I was on the pile for a total of six weeks all together, the landfill for a week.

For those first few days, we didn’t say anything, it was crazy. We’d go back and shower after 15-16 hours and come right back. No one wanted to do anything else, nobody wanted to leave.

The smoke was incredible, it just kept coming up from the ground. The first sight that I saw coming from the West Side Highway was a police car that was crushed in. I’m thinking, “Oh my God…” You would have thought it was an earthquake, you would think it was that type of devastation.

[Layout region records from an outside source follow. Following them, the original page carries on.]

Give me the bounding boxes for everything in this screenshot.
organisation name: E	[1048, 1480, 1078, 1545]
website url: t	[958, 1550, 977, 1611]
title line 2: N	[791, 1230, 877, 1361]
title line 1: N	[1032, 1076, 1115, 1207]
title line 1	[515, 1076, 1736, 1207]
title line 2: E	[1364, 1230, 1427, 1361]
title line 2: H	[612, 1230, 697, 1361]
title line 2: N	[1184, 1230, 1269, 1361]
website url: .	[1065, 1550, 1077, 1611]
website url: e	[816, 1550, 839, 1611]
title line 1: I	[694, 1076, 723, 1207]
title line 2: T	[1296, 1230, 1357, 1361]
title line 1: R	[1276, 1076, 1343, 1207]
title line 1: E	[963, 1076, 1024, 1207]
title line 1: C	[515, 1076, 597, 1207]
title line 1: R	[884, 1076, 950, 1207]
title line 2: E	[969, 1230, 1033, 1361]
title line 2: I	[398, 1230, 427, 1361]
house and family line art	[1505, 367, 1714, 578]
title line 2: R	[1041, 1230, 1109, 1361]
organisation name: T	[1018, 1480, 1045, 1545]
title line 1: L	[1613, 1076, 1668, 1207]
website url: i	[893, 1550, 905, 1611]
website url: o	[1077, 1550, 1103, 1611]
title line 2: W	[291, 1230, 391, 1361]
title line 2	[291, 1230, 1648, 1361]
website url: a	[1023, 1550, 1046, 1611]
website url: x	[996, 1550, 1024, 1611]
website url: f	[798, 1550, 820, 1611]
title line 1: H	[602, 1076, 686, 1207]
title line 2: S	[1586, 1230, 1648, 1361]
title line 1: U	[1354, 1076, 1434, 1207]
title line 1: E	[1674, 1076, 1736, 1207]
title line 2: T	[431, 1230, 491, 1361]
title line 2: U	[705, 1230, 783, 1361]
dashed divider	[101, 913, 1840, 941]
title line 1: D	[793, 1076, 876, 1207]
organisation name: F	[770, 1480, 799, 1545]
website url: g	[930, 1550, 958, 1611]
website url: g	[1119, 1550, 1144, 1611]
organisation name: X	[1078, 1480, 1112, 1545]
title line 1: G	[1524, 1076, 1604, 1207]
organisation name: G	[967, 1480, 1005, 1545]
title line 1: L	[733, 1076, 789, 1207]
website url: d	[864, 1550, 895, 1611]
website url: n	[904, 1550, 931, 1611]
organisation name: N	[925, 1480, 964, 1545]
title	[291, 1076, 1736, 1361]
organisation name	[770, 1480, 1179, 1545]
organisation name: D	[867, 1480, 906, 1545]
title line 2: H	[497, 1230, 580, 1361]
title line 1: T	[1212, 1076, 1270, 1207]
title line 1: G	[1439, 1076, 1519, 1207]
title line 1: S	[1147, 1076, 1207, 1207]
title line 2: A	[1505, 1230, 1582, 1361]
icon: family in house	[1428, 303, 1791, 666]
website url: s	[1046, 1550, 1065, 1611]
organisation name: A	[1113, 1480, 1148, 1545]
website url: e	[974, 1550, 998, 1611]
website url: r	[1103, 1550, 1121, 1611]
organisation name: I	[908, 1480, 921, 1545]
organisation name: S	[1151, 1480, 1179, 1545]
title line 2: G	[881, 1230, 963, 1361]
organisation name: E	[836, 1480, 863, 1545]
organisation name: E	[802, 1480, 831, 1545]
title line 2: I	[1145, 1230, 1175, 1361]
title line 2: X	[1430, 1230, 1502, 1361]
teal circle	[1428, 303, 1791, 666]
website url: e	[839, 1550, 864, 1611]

You kind of lose track of time, it seems like you never left. The first few nights, I didn’t really go home. I stayed, and took time out of my day to go with Robert to the different makeshift morgues so he could bring his sister’s hairbrush and leave DNA to see if she was found. That’s a part that sticks with me. The people, the hopelessness in the people showing up at these morgues looking for their wives, their daughters, their sons, tremendous.

They never found her.

It affected everyone differently, but it affected everyone. That’s the thing about it. It didn’t matter who you were, I don’t care if you’re the most liberal or the most conservative, it affected you some way. You didn’t walk away from that experience without having your life being changed in some way.

Republican Rep. Michael Grimm represents Bay Ridge and Dyker Heights in Congress.